Esto significa que la visión del terapeuta sobre el paciente se aleja mucho de percibirlo como una persona “enferma” e inválida. Se acerca más bien, a concebir al paciente como una persona desajustada en distintos niveles (conductas, cogniciones, emociones…), pero que, con las condiciones que vive dentro de la terapia (un sitio de confianza, aceptación incondicional, libre de juicios, empatía…), es capaz de realizar los reajustes necesarios para redireccionar su vida y transformarla en una vida plena y esencialmente positiva.

Trabajar hacia la autonomía del paciente

El objetivo final de toda terapia tiene que ser que el paciente consiga la autonomía necesaria para poder ser funcional, pleno y esencialmente positivo. Es por eso que las terapias no tienen que extenderse más allá de este punto.

El trabajo "en positivo"

Toda terapia tiene que implicar un crecimiento personal por parte del paciente. Si no se consigue este crecimiento, significa que el terapeuta ha asumido toda responsabilidad de la vida del paciente, y este último no es capaz de desarrollar su autonomía. Esto también significa que la terapia va más allá de “curar” y quitar síntomas. La terapia tiene que implicar un aporte intrínsecamente positivo en la vida del paciente.
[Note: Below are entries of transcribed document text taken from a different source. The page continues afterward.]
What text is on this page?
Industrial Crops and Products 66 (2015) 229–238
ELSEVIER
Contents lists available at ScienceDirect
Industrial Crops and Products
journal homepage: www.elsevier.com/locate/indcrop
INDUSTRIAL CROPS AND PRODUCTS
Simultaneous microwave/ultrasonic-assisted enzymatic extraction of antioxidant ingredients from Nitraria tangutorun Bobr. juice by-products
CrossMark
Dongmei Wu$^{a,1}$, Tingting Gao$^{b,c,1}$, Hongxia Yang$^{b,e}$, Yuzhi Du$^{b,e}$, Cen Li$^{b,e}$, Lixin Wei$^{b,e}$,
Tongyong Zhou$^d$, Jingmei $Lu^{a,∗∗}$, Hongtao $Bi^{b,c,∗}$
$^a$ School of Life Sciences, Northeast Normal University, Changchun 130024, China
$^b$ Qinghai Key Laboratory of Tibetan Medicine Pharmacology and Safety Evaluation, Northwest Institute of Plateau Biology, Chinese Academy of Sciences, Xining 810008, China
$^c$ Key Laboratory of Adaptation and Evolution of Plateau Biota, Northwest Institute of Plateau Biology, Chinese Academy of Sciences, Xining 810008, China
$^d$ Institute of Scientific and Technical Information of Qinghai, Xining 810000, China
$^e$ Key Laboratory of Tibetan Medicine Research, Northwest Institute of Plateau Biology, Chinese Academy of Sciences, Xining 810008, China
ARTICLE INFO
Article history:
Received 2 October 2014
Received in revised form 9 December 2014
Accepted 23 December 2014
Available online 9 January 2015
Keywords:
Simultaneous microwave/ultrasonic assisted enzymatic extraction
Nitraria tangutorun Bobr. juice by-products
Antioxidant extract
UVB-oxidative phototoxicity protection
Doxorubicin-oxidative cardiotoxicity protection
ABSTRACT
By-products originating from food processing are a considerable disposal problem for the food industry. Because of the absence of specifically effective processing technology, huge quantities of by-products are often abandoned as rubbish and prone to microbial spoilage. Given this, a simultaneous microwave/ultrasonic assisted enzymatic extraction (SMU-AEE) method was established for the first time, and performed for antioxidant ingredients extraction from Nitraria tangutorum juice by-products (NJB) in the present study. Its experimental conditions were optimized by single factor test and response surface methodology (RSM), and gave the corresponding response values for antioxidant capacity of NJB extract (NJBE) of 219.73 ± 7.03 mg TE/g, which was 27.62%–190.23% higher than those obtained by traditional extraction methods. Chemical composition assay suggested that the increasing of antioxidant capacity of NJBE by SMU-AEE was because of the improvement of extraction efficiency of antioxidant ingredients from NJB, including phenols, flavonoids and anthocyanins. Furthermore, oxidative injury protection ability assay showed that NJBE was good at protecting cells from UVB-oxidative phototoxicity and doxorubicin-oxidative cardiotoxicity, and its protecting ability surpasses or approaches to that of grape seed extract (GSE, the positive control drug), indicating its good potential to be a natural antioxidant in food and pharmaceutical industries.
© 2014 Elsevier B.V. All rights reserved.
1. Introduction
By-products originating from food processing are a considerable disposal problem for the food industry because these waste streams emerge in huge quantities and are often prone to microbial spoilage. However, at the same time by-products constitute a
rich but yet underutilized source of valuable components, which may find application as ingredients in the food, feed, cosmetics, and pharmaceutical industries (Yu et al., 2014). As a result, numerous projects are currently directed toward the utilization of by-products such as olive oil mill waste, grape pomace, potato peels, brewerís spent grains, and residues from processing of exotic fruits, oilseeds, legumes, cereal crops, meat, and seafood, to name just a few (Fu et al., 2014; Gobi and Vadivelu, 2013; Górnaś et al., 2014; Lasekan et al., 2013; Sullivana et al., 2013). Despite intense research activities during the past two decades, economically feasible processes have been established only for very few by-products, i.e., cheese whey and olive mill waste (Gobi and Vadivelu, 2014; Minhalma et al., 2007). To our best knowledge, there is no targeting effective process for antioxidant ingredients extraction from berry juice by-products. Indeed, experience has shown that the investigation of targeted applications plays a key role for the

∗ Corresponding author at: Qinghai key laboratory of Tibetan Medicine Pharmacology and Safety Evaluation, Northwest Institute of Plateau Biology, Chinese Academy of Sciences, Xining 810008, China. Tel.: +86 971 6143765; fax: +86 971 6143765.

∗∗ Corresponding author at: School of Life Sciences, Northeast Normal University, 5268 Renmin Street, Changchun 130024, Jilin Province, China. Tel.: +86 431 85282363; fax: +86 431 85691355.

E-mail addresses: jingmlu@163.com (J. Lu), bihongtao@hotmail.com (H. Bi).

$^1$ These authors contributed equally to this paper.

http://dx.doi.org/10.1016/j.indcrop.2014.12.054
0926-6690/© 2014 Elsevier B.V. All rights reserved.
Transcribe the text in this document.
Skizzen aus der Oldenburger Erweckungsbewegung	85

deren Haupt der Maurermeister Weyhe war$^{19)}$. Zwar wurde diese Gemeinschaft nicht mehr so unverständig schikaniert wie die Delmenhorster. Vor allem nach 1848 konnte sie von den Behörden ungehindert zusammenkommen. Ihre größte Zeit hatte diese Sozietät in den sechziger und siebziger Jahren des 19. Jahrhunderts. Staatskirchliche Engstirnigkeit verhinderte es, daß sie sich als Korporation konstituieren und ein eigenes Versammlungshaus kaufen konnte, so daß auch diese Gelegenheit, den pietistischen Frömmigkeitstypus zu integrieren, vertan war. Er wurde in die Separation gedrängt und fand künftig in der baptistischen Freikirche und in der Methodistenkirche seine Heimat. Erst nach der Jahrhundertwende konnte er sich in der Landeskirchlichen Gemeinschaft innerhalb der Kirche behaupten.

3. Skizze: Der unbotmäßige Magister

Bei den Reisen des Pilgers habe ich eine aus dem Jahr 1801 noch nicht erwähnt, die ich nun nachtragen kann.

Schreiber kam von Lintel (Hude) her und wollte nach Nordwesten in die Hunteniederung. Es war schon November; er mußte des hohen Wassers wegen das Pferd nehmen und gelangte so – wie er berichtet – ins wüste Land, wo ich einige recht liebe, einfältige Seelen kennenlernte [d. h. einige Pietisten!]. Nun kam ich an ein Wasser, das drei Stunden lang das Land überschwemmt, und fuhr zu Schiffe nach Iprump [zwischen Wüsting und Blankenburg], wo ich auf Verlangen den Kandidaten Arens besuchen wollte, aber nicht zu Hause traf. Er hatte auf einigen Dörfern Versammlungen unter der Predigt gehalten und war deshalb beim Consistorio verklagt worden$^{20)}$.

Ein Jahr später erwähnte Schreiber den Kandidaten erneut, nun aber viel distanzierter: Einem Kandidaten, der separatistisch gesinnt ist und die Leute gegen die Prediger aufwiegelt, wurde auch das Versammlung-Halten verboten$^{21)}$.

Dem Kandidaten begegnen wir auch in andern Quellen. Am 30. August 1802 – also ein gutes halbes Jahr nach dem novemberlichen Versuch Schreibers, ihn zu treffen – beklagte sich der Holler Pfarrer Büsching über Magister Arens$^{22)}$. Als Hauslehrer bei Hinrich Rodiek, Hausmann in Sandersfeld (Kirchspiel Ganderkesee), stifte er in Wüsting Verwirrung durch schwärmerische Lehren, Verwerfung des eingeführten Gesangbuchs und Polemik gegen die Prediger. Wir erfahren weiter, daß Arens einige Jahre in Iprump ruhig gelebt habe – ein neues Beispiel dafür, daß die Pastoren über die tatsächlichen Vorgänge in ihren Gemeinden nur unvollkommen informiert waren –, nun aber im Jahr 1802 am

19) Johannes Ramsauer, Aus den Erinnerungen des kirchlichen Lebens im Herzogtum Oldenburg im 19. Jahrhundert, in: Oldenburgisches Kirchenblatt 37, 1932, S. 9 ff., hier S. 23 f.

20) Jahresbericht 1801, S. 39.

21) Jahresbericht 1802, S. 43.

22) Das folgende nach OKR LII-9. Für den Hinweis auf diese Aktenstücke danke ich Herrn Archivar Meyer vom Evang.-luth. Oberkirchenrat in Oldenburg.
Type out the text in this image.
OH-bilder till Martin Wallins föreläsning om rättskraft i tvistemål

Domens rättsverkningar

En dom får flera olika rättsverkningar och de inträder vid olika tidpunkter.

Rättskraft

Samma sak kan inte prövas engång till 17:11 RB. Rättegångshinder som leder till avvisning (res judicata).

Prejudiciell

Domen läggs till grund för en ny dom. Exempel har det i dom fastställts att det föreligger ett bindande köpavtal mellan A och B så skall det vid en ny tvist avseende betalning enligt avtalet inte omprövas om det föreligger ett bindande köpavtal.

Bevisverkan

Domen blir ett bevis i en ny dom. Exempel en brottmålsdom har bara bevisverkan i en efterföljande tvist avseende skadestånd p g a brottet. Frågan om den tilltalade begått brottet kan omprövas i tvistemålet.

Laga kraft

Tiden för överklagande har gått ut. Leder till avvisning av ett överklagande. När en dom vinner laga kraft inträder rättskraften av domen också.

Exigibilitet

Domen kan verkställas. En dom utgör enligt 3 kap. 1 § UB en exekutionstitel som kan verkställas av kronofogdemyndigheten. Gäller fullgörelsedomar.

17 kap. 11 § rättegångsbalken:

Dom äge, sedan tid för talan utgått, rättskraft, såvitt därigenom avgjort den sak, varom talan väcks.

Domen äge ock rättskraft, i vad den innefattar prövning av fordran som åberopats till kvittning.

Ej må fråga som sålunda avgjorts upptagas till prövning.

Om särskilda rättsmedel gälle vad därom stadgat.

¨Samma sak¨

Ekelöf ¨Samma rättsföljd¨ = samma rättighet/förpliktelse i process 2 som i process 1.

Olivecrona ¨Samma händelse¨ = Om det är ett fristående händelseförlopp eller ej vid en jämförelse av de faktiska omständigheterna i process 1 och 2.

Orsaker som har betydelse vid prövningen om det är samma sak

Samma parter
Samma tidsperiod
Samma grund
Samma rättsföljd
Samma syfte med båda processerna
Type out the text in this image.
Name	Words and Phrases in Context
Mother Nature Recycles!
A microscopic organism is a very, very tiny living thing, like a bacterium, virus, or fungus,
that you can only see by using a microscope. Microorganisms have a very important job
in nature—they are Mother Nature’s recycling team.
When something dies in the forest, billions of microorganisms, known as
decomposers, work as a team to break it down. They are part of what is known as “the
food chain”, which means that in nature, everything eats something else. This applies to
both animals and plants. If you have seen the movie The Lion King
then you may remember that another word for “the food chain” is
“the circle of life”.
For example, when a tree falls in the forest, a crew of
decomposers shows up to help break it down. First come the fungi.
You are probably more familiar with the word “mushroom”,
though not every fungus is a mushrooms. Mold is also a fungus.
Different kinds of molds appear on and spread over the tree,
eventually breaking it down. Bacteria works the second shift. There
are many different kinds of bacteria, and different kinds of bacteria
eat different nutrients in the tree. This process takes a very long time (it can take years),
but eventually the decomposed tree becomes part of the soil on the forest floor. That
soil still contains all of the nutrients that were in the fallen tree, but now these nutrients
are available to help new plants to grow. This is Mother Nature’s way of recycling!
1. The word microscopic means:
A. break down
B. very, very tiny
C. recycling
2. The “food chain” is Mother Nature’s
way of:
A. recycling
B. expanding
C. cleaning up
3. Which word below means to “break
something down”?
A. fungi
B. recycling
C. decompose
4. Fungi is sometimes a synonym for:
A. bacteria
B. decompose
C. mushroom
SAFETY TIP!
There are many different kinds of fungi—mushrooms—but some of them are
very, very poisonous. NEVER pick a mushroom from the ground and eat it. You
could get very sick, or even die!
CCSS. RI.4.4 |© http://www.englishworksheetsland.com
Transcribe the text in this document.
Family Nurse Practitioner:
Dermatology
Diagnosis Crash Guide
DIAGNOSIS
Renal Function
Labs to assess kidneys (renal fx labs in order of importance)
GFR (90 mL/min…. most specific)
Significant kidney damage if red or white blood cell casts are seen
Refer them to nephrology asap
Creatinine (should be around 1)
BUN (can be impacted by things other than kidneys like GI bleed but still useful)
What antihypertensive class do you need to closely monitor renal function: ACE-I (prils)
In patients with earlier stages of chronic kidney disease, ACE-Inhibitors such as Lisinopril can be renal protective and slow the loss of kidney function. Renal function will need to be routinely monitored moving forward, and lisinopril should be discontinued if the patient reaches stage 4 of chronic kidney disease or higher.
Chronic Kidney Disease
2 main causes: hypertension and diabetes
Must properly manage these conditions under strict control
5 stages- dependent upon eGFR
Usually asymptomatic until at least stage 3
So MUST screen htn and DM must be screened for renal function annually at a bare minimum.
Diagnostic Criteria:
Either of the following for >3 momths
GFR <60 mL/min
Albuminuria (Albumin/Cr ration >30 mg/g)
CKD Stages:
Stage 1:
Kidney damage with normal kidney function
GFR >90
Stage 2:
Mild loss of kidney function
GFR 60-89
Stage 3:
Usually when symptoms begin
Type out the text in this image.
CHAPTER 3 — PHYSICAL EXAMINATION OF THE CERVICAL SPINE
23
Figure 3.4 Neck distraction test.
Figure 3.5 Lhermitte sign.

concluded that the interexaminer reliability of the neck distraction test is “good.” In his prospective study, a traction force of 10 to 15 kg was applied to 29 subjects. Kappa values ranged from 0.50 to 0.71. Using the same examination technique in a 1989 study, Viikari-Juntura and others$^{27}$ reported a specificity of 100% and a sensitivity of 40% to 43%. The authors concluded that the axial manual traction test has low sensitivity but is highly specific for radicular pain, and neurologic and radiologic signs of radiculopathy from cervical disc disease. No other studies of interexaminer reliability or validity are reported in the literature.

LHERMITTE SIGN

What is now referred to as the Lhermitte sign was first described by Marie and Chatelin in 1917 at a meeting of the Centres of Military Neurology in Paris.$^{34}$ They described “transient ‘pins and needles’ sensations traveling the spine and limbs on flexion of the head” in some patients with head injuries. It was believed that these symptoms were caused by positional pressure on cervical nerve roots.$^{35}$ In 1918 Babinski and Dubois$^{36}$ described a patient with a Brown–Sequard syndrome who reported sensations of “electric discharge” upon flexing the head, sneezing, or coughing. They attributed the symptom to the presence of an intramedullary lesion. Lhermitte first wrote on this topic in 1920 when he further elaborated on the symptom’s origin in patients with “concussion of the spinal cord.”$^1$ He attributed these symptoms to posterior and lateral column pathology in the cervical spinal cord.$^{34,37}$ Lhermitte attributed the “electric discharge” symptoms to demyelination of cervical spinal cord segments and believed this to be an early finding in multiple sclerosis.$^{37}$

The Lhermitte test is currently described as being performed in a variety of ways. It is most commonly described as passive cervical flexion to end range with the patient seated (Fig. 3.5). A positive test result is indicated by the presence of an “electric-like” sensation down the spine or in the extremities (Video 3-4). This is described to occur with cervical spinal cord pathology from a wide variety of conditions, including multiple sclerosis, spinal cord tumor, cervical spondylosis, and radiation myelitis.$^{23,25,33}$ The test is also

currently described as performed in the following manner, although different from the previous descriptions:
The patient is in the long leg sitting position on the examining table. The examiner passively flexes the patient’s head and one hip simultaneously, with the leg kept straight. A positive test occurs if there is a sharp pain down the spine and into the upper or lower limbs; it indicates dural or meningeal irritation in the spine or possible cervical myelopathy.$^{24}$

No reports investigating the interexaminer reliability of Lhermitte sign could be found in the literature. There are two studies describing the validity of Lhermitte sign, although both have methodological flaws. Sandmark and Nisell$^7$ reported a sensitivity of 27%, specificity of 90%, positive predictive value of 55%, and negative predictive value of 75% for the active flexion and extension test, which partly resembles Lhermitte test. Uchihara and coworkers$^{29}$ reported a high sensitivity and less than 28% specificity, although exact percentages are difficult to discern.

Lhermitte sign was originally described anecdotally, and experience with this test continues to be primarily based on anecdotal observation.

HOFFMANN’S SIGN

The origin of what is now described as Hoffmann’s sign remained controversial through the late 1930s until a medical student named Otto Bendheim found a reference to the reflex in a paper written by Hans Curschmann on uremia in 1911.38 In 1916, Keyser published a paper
Cuando una persona se encuentra herida, confusa, preocupada, ansiosa, alienada, aterrorizada, o cuando se encuentra dudando de sí mismo o de su propia valía, sin tener clara su propia identidad, es entonces cuando la comprensión es necesaria. El acompañamiento amable y sensible de una postura empática… proporicona iluminación y sanación.

En estas situaciones, pienso que, una comprensión profunda es el regalo más grande que uno puede dar al otro”.